The numbers of children being poisoned by prescription drug overdoses has reached such a level that an American hospital has set up a special project to try and get the numbers down.
The PROTECT Initiative is the work of Randall Bond MD of the Cincinnati Children's Hospital Medical Center, who is publishing his work in the Journal of Pediatrics.
Bond was shocked by the increasing number of poisoning cases he saw in his work as an emergency doctor.
"The problem of paediatric medication poisoning is getting worse, not better," he said. "More children are exposed, more are seen in emergency departments, more are admitted to hospitals, and more are harmed each year."The levels of overdose are frighteningly high with 55 percent of emergency visits to hospital down to medication. Of those admitted as inpatients, 76 percent, had medication poisoning as had 71 percent of the children who were recorded as suffering serious harm.
The most common culprits for the poisonings were opioid drugs used as sleeping pills and pain killers. Also present in significant numbers were cases caused by taking heart medicines.
"Prevention efforts at home have been insufficient," Dr.

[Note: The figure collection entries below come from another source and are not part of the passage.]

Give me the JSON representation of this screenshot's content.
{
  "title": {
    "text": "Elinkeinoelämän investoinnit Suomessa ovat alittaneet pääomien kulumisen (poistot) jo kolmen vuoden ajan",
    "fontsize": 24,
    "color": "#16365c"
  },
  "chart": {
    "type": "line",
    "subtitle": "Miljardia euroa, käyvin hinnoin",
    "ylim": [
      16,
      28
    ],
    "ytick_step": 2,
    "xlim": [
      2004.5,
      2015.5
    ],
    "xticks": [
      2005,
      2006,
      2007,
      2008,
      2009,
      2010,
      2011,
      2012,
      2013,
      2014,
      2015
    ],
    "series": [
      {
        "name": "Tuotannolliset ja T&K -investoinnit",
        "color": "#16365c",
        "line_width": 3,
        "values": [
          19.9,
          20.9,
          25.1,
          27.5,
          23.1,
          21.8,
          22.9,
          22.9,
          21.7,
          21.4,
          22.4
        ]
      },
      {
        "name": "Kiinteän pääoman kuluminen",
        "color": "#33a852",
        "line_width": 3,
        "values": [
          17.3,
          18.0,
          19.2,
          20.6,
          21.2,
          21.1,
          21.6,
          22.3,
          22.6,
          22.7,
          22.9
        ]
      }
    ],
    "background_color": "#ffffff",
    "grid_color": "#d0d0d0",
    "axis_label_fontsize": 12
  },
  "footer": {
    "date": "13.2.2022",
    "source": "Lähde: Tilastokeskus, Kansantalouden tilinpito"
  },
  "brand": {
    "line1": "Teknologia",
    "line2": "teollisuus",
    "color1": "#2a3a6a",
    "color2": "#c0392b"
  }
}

Bond said. "We need to improve storage devices and child-resistant closures and perhaps require mechanical barriers, such as blister packs. Our efforts can't ignore society's problem with opioid and sedative abuse or misuse."
To come to his conclusions Dr Bond looked at the National Poison Data system.
Most of the cases were caused by children finding and eating tablets rather than mistakes in administering medication meant for the children. Dr Bond believes the rise in poisoning cases is simply a result of the enormous rise in the number of potentially dangerous medications in American households.